Major contributions in the 1999–2000 fiscal year include gifts for wide-ranging purposes:

  • Two gifts, totaling $10 million, encourage public service, for undergraduate and graduate students. One supports community service projects at the local, state and national level while the other supports public service internships for students and encourages students to enter public sector jobs after graduation. As the University seeks to foster such activities, these gifts provide a tremendous resource for our students.

    A gift of $5 million from William and Inger Ginsberg and members of the Ginsberg family for the Edward Ginsberg Center for Community Service and Learning supports and inspires students to work in public service activities during the school year.

    An anonymous $5 million gift for undergraduate internships in public service has been designated for students in LS&A; a debt reduction program for graduate students in the Horace H. Rackham School of Graduate Studies who go into public sector work after graduation; and the expansion of a debt management program at the Law School for students who study in public sector/public interest work.

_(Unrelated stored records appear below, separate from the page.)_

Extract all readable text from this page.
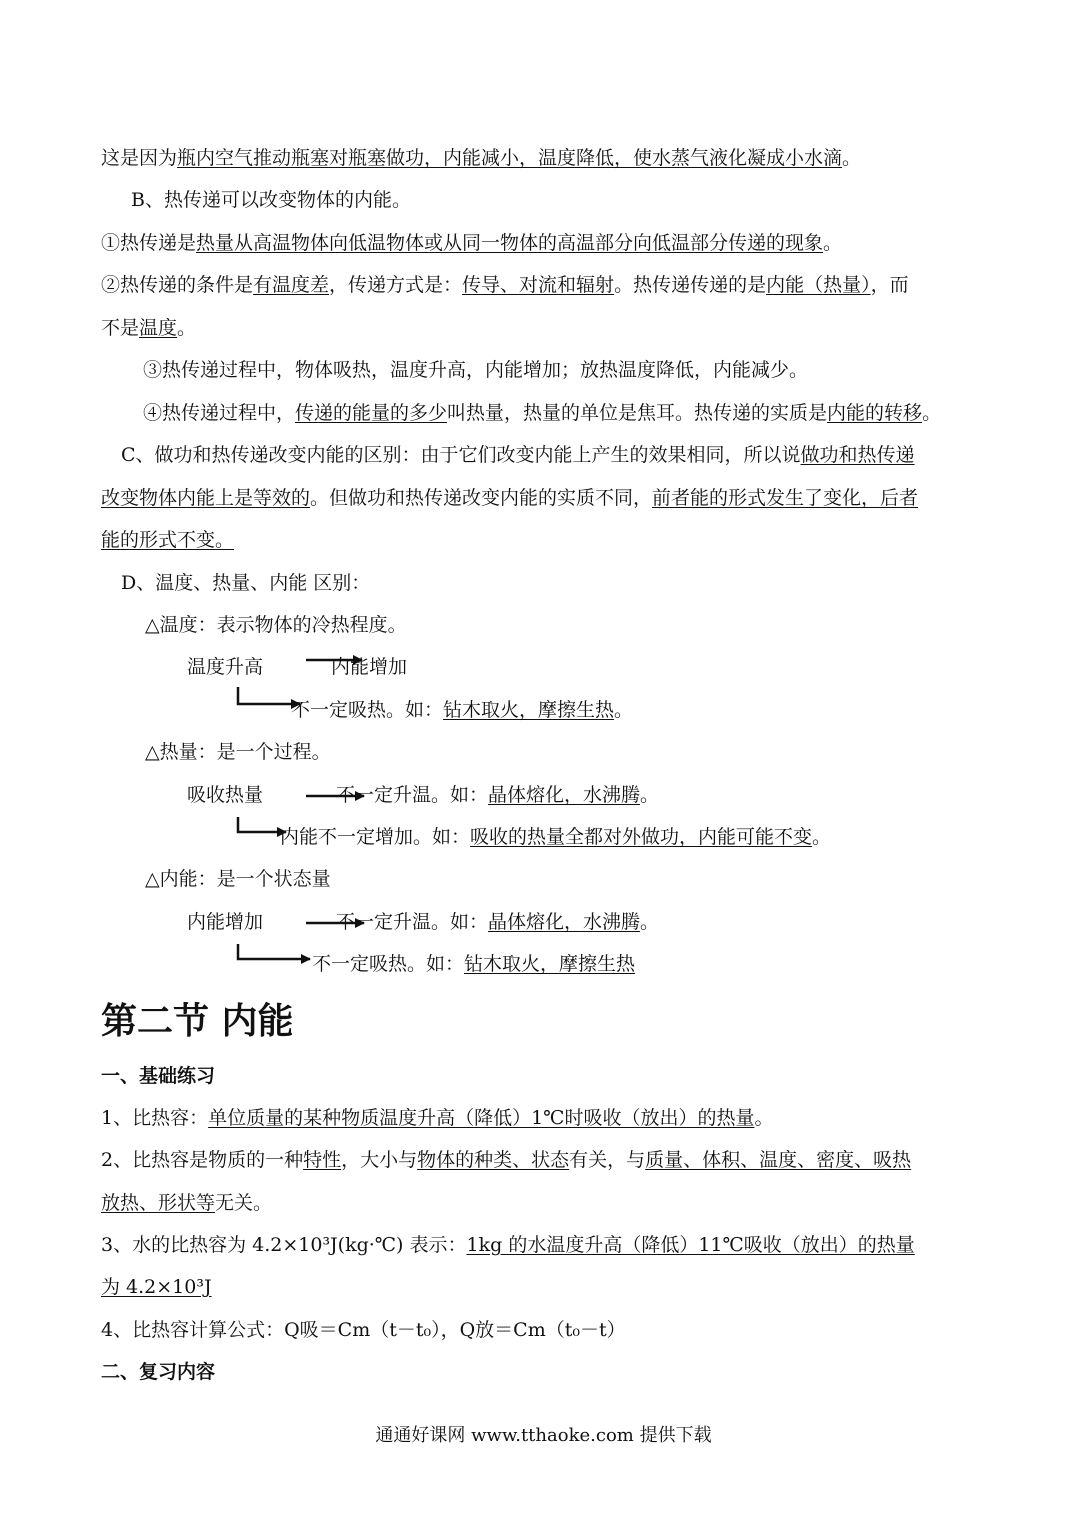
这是因为瓶内空气推动瓶塞对瓶塞做功，内能减小，温度降低，使水蒸气液化凝成小水滴。
B、热传递可以改变物体的内能。
①热传递是热量从高温物体向低温物体或从同一物体的高温部分向低温部分传递的现象。
②热传递的条件是有温度差，传递方式是：传导、对流和辐射。热传递传递的是内能（热量），而
不是温度。
③热传递过程中，物体吸热，温度升高，内能增加；放热温度降低，内能减少。
④热传递过程中，传递的能量的多少叫热量，热量的单位是焦耳。热传递的实质是内能的转移。
C、做功和热传递改变内能的区别：由于它们改变内能上产生的效果相同，所以说做功和热传递
改变物体内能上是等效的。但做功和热传递改变内能的实质不同，前者能的形式发生了变化，后者
能的形式不变。
D、温度、热量、内能 区别：
△温度：表示物体的冷热程度。
温度升高	内能增加
不一定吸热。如：钻木取火，摩擦生热。
△热量：是一个过程。
吸收热量	不一定升温。如：晶体熔化，水沸腾。
内能不一定增加。如：吸收的热量全都对外做功，内能可能不变。
△内能：是一个状态量
内能增加	不一定升温。如：晶体熔化，水沸腾。
不一定吸热。如：钻木取火，摩擦生热
第二节 内能
一、基础练习
1、比热容：单位质量的某种物质温度升高（降低）1℃时吸收（放出）的热量。
2、比热容是物质的一种特性，大小与物体的种类、状态有关，与质量、体积、温度、密度、吸热
放热、形状等无关。
3、水的比热容为 4.2×10³J(kg·℃) 表示：1kg 的水温度升高（降低）11℃吸收（放出）的热量
为 4.2×10³J
4、比热容计算公式：Q吸＝Cm（t－t₀），Q放＝Cm（t₀－t）
二、复习内容
通通好课网 www.tthaoke.com 提供下载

    Other outstanding gift receipts include:

  • $8 million from Charles and Jean Walgreen Jr.; $5 million to be used to create the Walgreen Drama Center, housing the Arthur Miller Theatre and $3 million for support in four units: the Paul Boylan Collegiate Professorship in the School of Music; and student aid in the College of Pharmacy, LS&A and the School of Education.

  • $30 million in trust from the late Lincoln Knorr, designation pending.

    Also included in the 1999–2000 fiscal year total are payments on the following significant new pledges:

  • $30 million pledge from A. Alfred Taubman for the A. Alfred Taubman College of Architecture and Urban Planning endowment fund.

  • $22 million pledge from Richard and Susan Rogel to fund undergraduate scholarships for promising out-of-state students.

  • $10 million pledge from Sam Zell and Ann Lurie to establish The Samuel Zell and Robert H. Lurie Institute for Entrepreneurial Studies at the Business School. The Institute will add not only to individual opportunity, but also to the economic growth within the state.

  • $9.3 million pledge from Ford Motor Co. Fund, the philanthropic arm of the company, to support major initiatives at Michigan that will have a significant impact on graduate fellowships for women in business and engineering, the College of Engineering’s minority student support system, the visual and performing arts, the School of Natural Resources and Environment, as well as U-M Dearborn’s College of Engineering and Computer Science.

  • An additional gift of $2.5 million from the Ford Motor Co. Fund to U-M Dearborn will support restoration of the roof of the Henry Ford Estate Fair Lane. Ford is the University’s top corporate donor.

    “These gifts help us realize important goals---everything from increasing aid for students, to providing exceptional spaces for learning,” Bollinger said, noting that the gifts help meet a tremendous range of purposes in the life of the University.

    “Lincoln Knorr’s gift represents a long-term investment in the University, a trust which will provide an infusion of funds in our future. It follows an important trend as donors increasingly use bequests to make sizeable gifts to the University that would not be possible during their lifetimes. In contrast, Chuck and Jean Walgreen, having set up a bequest, are using additional funds now to make an immediate difference in programs at the University.”